Tracking Part II

Having used the RoyalTek RGM-3800 for a week now I am very pleased with tramore.jpg it. The biggest test to date came yesterday when I grabbed a couple new AAA batteries for it and made the fix at the apartment. I popped it in my suit jacket and headed off on a road trip down country with my friend Mary. The little unit kept a fix all the way south, whether in the car, inside buildings, in the train and the batteries lasted an even 10 hours (perfectly timed for me re-entering the apartment.
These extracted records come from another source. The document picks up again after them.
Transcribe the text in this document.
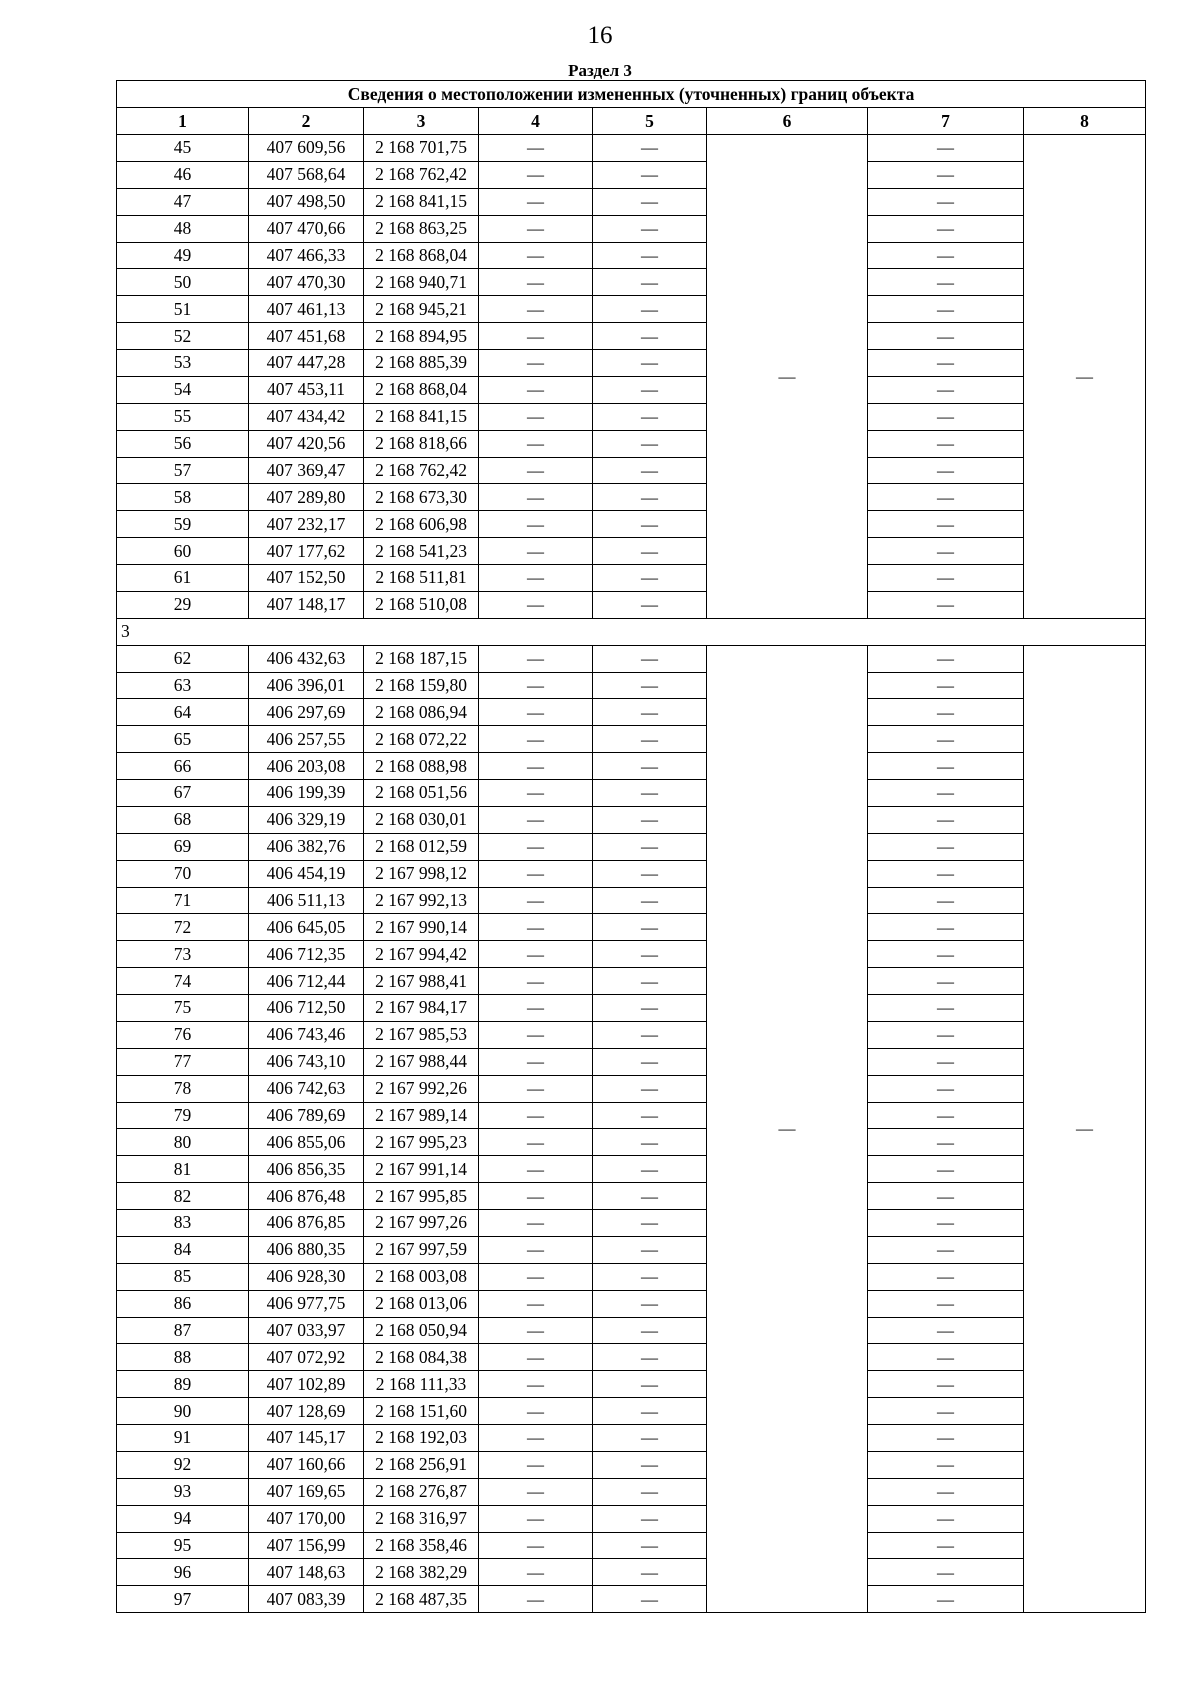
16
Раздел 3
Сведения о местоположении измененных (уточненных) границ объекта							
1	2	3	4	5	6	7	8
45	407 609,56	2 168 701,75	—	—	—	—	—
46	407 568,64	2 168 762,42	—	—		—	
47	407 498,50	2 168 841,15	—	—		—	
48	407 470,66	2 168 863,25	—	—		—	
49	407 466,33	2 168 868,04	—	—		—	
50	407 470,30	2 168 940,71	—	—		—	
51	407 461,13	2 168 945,21	—	—		—	
52	407 451,68	2 168 894,95	—	—		—	
53	407 447,28	2 168 885,39	—	—		—	
54	407 453,11	2 168 868,04	—	—		—	
55	407 434,42	2 168 841,15	—	—		—	
56	407 420,56	2 168 818,66	—	—		—	
57	407 369,47	2 168 762,42	—	—		—	
58	407 289,80	2 168 673,30	—	—		—	
59	407 232,17	2 168 606,98	—	—		—	
60	407 177,62	2 168 541,23	—	—		—	
61	407 152,50	2 168 511,81	—	—		—	
29	407 148,17	2 168 510,08	—	—		—	
3							
62	406 432,63	2 168 187,15	—	—	—	—	—
63	406 396,01	2 168 159,80	—	—		—	
64	406 297,69	2 168 086,94	—	—		—	
65	406 257,55	2 168 072,22	—	—		—	
66	406 203,08	2 168 088,98	—	—		—	
67	406 199,39	2 168 051,56	—	—		—	
68	406 329,19	2 168 030,01	—	—		—	
69	406 382,76	2 168 012,59	—	—		—	
70	406 454,19	2 167 998,12	—	—		—	
71	406 511,13	2 167 992,13	—	—		—	
72	406 645,05	2 167 990,14	—	—		—	
73	406 712,35	2 167 994,42	—	—		—	
74	406 712,44	2 167 988,41	—	—		—	
75	406 712,50	2 167 984,17	—	—		—	
76	406 743,46	2 167 985,53	—	—		—	
77	406 743,10	2 167 988,44	—	—		—	
78	406 742,63	2 167 992,26	—	—		—	
79	406 789,69	2 167 989,14	—	—		—	
80	406 855,06	2 167 995,23	—	—		—	
81	406 856,35	2 167 991,14	—	—		—	
82	406 876,48	2 167 995,85	—	—		—	
83	406 876,85	2 167 997,26	—	—		—	
84	406 880,35	2 167 997,59	—	—		—	
85	406 928,30	2 168 003,08	—	—		—	
86	406 977,75	2 168 013,06	—	—		—	
87	407 033,97	2 168 050,94	—	—		—	
88	407 072,92	2 168 084,38	—	—		—	
89	407 102,89	2 168 111,33	—	—		—	
90	407 128,69	2 168 151,60	—	—		—	
91	407 145,17	2 168 192,03	—	—		—	
92	407 160,66	2 168 256,91	—	—		—	
93	407 169,65	2 168 276,87	—	—		—	
94	407 170,00	2 168 316,97	—	—		—	
95	407 156,99	2 168 358,46	—	—		—	
96	407 148,63	2 168 382,29	—	—		—	
97	407 083,39	2 168 487,35	—	—		—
I wish the unit could sync with OSX rather than having to use Parallels to use the supplied data sync software.

It works well mind, transferring the NMEA datafiles flawlessly. The supplied iLocat scans your download folder and presents them for matching with photos. It also has a quick map feature, so that you can verify that the path you downloaded resembles the one that you thought you took. This is a great way to determine whether the unit was functional. The only feedback from the unit itself is a little LED that goes red when you are low on power. In off when the unit is off, blinks green when acquiring a fix and goes solid green when all is well. Thus you end up leaving a lot to trust.

So far the little unit lives up to this trust. Typically, when I have the NMEA file, I put it through GPSBabel under OSX, translate it into a GPX file and then view it as a path in Google Earth. The sample below is from our trip south.

The only problem I have run into thus far is an inability to erase the flash memory. I haven’t reached capacity yet (far from it actually) and right now I have configured it to start overwriting the previously stores waypoints. this may be fine. However, if you hold down the power button for three seconds, the little LED is supposed to alternate between red and green and erase the flash. I can’t seem to trigger this and although the RoyalTek support folks suggest you can erase it from the datalogger application, I have not been able to do so.

Nonetheless, a week in and having made five or six good journeys, the little unit continues to impress, on bike, in car or train or wandering of foot. Quite cool!